# YouTube watch history

Selection of JSON file containing user's YouTube watching history

In [None]:
from PyQt5 import QtGui
from PyQt5 import QtGui, QtWidgets

import json
import os
from pathlib import Path 

def open_file():
    app = QtWidgets.QApplication([dir])
    fname = QtWidgets.QFileDialog.getOpenFileName(None, "Select a file...", '.json', filter="JSON files (*)")
    return fname[0]
    
fname = open_file()

with open(fname, encoding='utf-8') as file:
    history_data = json.load(file)


Counting videos per channel and ordering channels in ascending order

In [None]:
channels = {}

for video in history_data:    
    channel = video['subtitles'][0]['name'] if 'subtitles' in video else 'unknown'
    
    if not channel in channels:
        channels[channel] = 1
    else:
        channels[channel] += 1
        
for x in {k: v for k, v in sorted(channels.items(), key=lambda item: item[1])}.items():
    print(x)
    

Analyzing timestamps (format ISO 8601).

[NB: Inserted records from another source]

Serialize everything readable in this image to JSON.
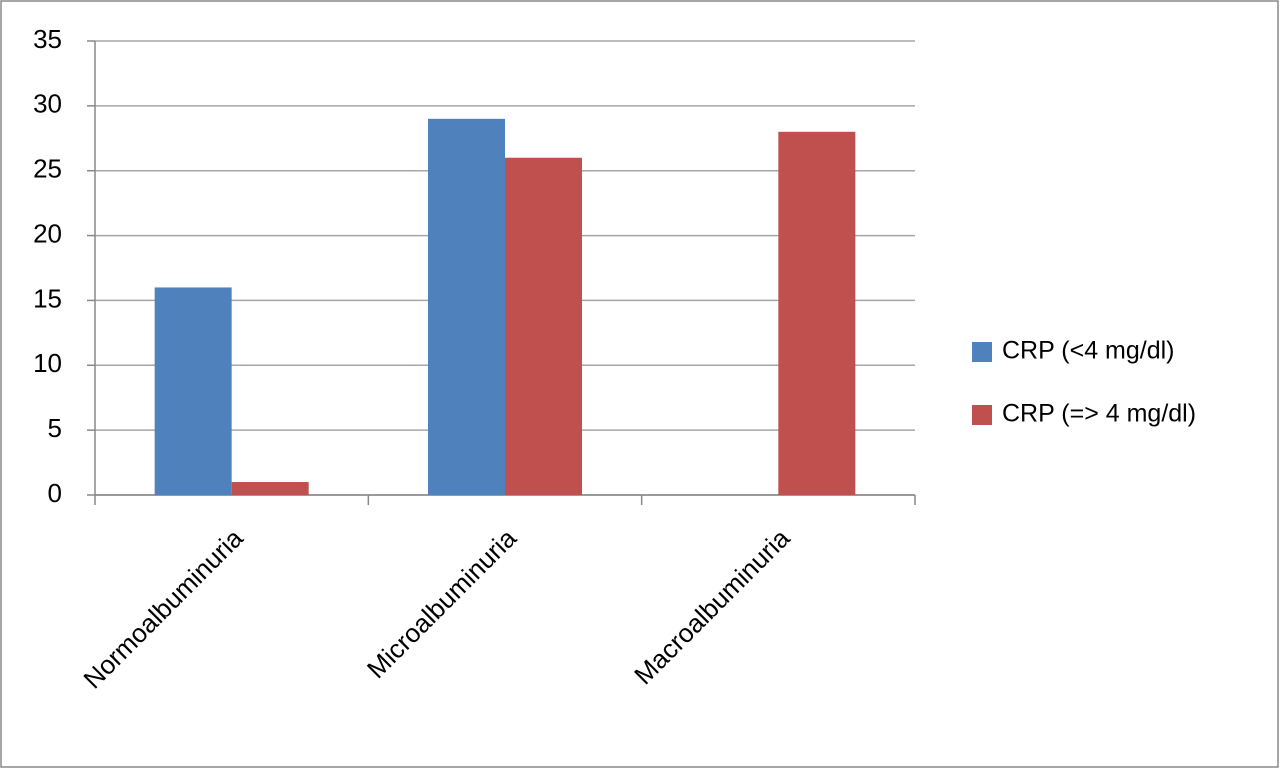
{
  "chart_data": {
    "type": "bar",
    "categories": [
      "Normoalbuminuria",
      "Microalbuminuria",
      "Macroalbuminuria"
    ],
    "series": [
      {
        "name": "CRP (<4 mg/dl)",
        "color": "#4f81bd",
        "values": [
          16,
          29,
          0
        ]
      },
      {
        "name": "CRP (=> 4 mg/dl)",
        "color": "#c0504d",
        "values": [
          1,
          26,
          28
        ]
      }
    ],
    "ylim": [
      0,
      35
    ],
    "yticks": [
      0,
      5,
      10,
      15,
      20,
      25,
      30,
      35
    ],
    "grid": true,
    "legend": "right"
  }
}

Counting watched videos per month and per day. Timeframe of the history is determined too.

In [None]:
import dateutil.parser

monthly = {}
daily = {}
tmp = []

for video in history_data:
    time = dateutil.parser.parse(video['time'])
    
    month = time.strftime('%Y-%B')
    day = time.strftime('%Y-%B-%d')
    
    if not month in monthly:
        monthly[month] = 1
    else:
        monthly[month] += 1
    
    if not day in daily:
        daily[day] = 1
    else:
        daily[day] += 1
        
print(monthly)

for item in {k: v for k, v in sorted(daily.items(), key=lambda item: item[1])}.items():
    print(item)

timeframe = dateutil.parser.parse(history_data[0]['time']) - dateutil.parser.parse(history_data[-1]['time'])
print(timeframe.days)


Using YouTube API v3 to obtain lengths of watched videos. 

In [None]:
import os
import json

import google_auth_oauthlib.flow
import googleapiclient.discovery
import googleapiclient.errors

scopes = ["https://www.googleapis.com/auth/youtube.readonly"]

# create an API client
api_service_name = "youtube"
api_version = "v3"

#json file containing api key
#{"api_key":"<KEY>"}

client_secrets_file = "keys.json"

with open(client_secrets_file, 'r') as secret:
    secret_json = json.load(secret)
    youtube = googleapiclient.discovery.build(api_service_name, api_version, developerKey=secret_json['api_key'])

counter = 0
minutes = 0
durations = []

ids = []
for video in history_data:
    id = video['titleUrl'].split('?v=')[1] if 'titleUrl' in video else None
    if id is None:
        continue
    
    ids.append(id)
    counter += 1
    
    #50 ids per api call
    if counter == 50:
        request = youtube.videos().list(
            part="contentDetails",
            id=','.join(ids)
        )

        response = request.execute()
        for detail in response['items']:
            durations.append(detail['contentDetails']['duration'])
        
        ids = []
        counter = 0

print(len(durations))

Parsing duration strings and suming up lengths of videos

In [None]:
import re

pattern = r"P(\d+D)?T?(\d+H)?(\d+M)?(\d+S)?"
prog = re.compile(pattern)

hours = 0
minutes = 0
seconds = 0

for duration in durations:
    groups = prog.search(duration).groups()
    #days, hours, minutes, seconds
    hours += int(groups[1][:-1]) if groups[1] is not None else 0
    minutes += int(groups[2][:-1]) if groups[2] is not None else 0
    seconds += int(groups[3][:-1]) if groups[3] is not None else 0

    
hours += minutes / 60 + seconds / 3600

#days
print(hours/24)